Even if it wouldn’t, I had to get back in there.
I kissed her again urgently. “Yes. But I’m going to be the one doing the rendering. Lie back,” I growled.
* * *
Audrey’s phone kept beeping while she was in the shower. I went into the steamy bathroom to tell her and also as an excuse to watch her.
“Audrey. Your phone.” I could see her glorious silhouette, her ass and thighs tight and muscular. My cock stirred again. Down boy, I thought. We’d done it twice already this morning. We had to get dressed and eat at some point, even if I never wanted either one of us to leave that bed again.
“I’ll get it in a minute. Thank you,” she called, rinsing her hair.
I dragged myself out of the bathroom, away from her, her phone still in my hand. It was a funny looking old thing, with a keyboard you could pull out. It beeped again.
I wanted to check it to see if it was her mother.
You want to check it to see if it’s a guy, I thought. She hadn’t mentioned any sort of a relationship, but then, why would she? It beeped again.
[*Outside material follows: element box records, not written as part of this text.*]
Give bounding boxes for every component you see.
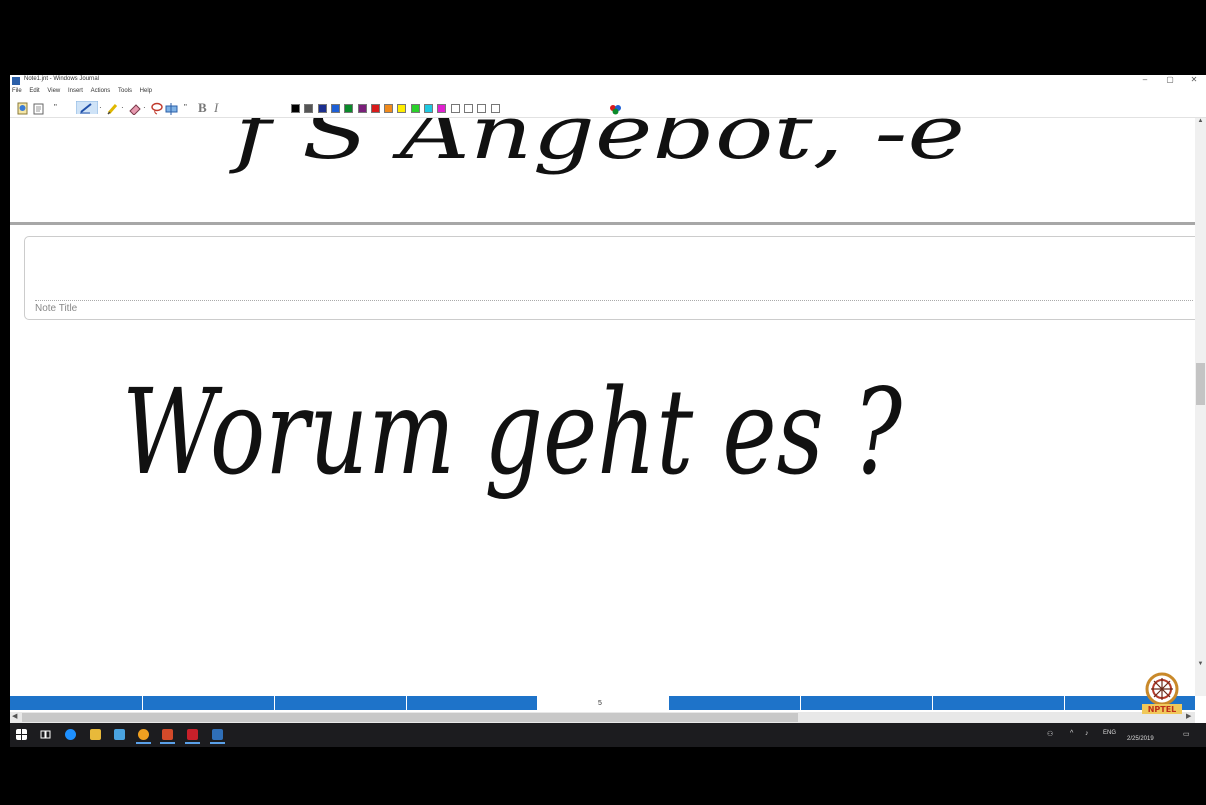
note-title-placeholder: Note Title — [35, 303, 78, 314]
bold-button[interactable]: B — [198, 101, 207, 114]
menu-view[interactable]: View — [47, 88, 60, 94]
horizontal-scroll-thumb[interactable] — [22, 713, 798, 722]
color-swatch[interactable] — [357, 104, 367, 113]
color-swatch[interactable] — [477, 104, 487, 113]
vertical-scroll-thumb[interactable] — [1196, 363, 1205, 405]
color-swatch[interactable] — [304, 104, 314, 113]
color-swatch[interactable] — [291, 104, 300, 113]
close-button[interactable]: ✕ — [1184, 75, 1204, 84]
page-separator — [10, 222, 1195, 225]
start-windows-icon[interactable] — [16, 729, 27, 740]
menu-insert[interactable]: Insert — [68, 88, 83, 94]
title-bar: Note1.jnt - Windows Journal – ▢ ✕ — [10, 75, 1206, 88]
acrobat-icon[interactable] — [185, 729, 200, 744]
maximize-button[interactable]: ▢ — [1160, 75, 1180, 84]
nptel-logo-icon: NPTEL — [1142, 672, 1182, 714]
toolbar-overflow-icon[interactable]: " — [54, 101, 57, 114]
clock-date: 2/25/2019 — [1127, 736, 1154, 742]
title-underline — [35, 300, 1193, 301]
menu-file[interactable]: File — [12, 88, 22, 94]
highlighter-icon[interactable] — [106, 102, 119, 115]
lasso-select-icon[interactable] — [150, 102, 163, 115]
handwriting-previous-page: f S Angebot, -e — [228, 118, 965, 176]
windows-journal-taskbar-icon[interactable] — [210, 729, 225, 744]
color-swatch[interactable] — [384, 104, 394, 113]
page-tab[interactable] — [933, 696, 1065, 710]
windows-taskbar: ⚇ ^ ♪ ENG 2/25/2019 ▭ — [10, 723, 1206, 747]
pen-tool-icon[interactable] — [76, 101, 98, 114]
menu-help[interactable]: Help — [140, 88, 152, 94]
menu-bar: File Edit View Insert Actions Tools Help — [10, 88, 610, 98]
page-tab[interactable] — [669, 696, 801, 710]
color-swatch[interactable] — [397, 104, 407, 113]
handwriting-current-text: Worum geht es ? — [122, 363, 903, 501]
color-swatch[interactable] — [344, 104, 354, 113]
color-swatch[interactable] — [330, 104, 340, 113]
vertical-scrollbar[interactable]: ▲ ▼ — [1195, 118, 1206, 696]
people-icon[interactable]: ⚇ — [1047, 730, 1053, 738]
color-swatch[interactable] — [370, 104, 380, 113]
toolbar-overflow-icon-2[interactable]: " — [184, 101, 187, 114]
color-swatch[interactable] — [437, 104, 447, 113]
chrome-icon[interactable] — [136, 729, 151, 744]
scroll-left-arrow-icon[interactable]: ◀ — [12, 712, 17, 720]
notifications-icon[interactable]: ▭ — [1183, 730, 1190, 738]
clock[interactable]: 2/25/2019 — [1127, 727, 1154, 743]
page-tab[interactable] — [407, 696, 538, 710]
color-swatch[interactable] — [463, 104, 473, 113]
handwriting-previous-text: f S Angebot, -e — [228, 118, 965, 176]
color-swatch[interactable] — [450, 104, 460, 113]
show-hidden-icons-icon[interactable]: ^ — [1070, 730, 1073, 737]
page-tab[interactable] — [801, 696, 933, 710]
page-tab[interactable] — [275, 696, 407, 710]
note-canvas[interactable]: f S Angebot, -e Note Title Worum geht es… — [10, 118, 1195, 696]
language-indicator[interactable]: ENG — [1103, 730, 1116, 736]
scroll-up-arrow-icon[interactable]: ▲ — [1195, 118, 1206, 124]
toolbar: " · · · " B I — [10, 99, 1206, 118]
media-player-icon[interactable] — [114, 729, 125, 740]
page-tab[interactable] — [10, 696, 143, 710]
page-tab[interactable] — [143, 696, 275, 710]
scroll-right-arrow-icon[interactable]: ▶ — [1186, 712, 1191, 720]
eraser-icon[interactable] — [128, 102, 141, 115]
italic-button[interactable]: I — [214, 101, 218, 114]
highlighter-dropdown-icon[interactable]: · — [121, 101, 124, 114]
file-explorer-icon[interactable] — [90, 729, 101, 740]
color-swatch[interactable] — [490, 104, 500, 113]
powerpoint-icon[interactable] — [160, 729, 175, 744]
color-swatch[interactable] — [317, 104, 327, 113]
menu-edit[interactable]: Edit — [29, 88, 39, 94]
edge-browser-icon[interactable] — [65, 729, 76, 740]
color-swatch[interactable] — [424, 104, 433, 113]
menu-tools[interactable]: Tools — [118, 88, 132, 94]
nptel-logo-text: NPTEL — [1148, 705, 1177, 714]
insert-space-icon[interactable] — [165, 102, 178, 115]
window-title: Note1.jnt - Windows Journal — [24, 76, 100, 82]
scroll-down-arrow-icon[interactable]: ▼ — [1195, 661, 1206, 667]
windows-journal-window: Note1.jnt - Windows Journal – ▢ ✕ File E… — [10, 75, 1206, 747]
horizontal-scrollbar[interactable]: ◀ ▶ — [10, 712, 1195, 723]
color-picker-icon[interactable] — [609, 102, 622, 115]
page-number: 5 — [598, 700, 602, 707]
new-page-icon[interactable] — [16, 102, 29, 115]
minimize-button[interactable]: – — [1135, 75, 1155, 84]
volume-icon[interactable]: ♪ — [1085, 730, 1089, 737]
pen-dropdown-icon[interactable]: · — [99, 101, 102, 114]
eraser-dropdown-icon[interactable]: · — [143, 101, 146, 114]
menu-actions[interactable]: Actions — [91, 88, 111, 94]
task-view-icon[interactable] — [40, 729, 51, 740]
handwriting-current-page: Worum geht es ? — [122, 363, 903, 501]
note-title-box[interactable]: Note Title — [24, 236, 1195, 320]
color-swatch[interactable] — [410, 104, 420, 113]
journal-app-icon — [12, 77, 20, 85]
open-note-icon[interactable] — [32, 102, 45, 115]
I could still hear her in the shower.
I hit a button and the screen lit up.
It was a message from someone named Reina. Your mother came in this morning and withdrew money, it said. The manager had to ok it. I’m so sorry.
The fact that it wasn’t a guy was where the good news ended. Was this from a manager at Audrey’s bank? Or something else? I put her phone down and paced for a minute. Audrey had given her mother money last night. But maybe it wasn’t enough, or maybe something had happened that wasn’t to her mother’s liking.
I remembered what Audrey’s face looked like yesterday afternoon when she’d been on the phone in front of the museum. Pale, cold, and furious.
Furious. Audrey was gentle, but something had made her beyond angry.
I immediately called Kai. “What’s the name of the place Audrey had you take her the other morning? Where her brother lives?”
“New Horizons, sir. In South Boston.”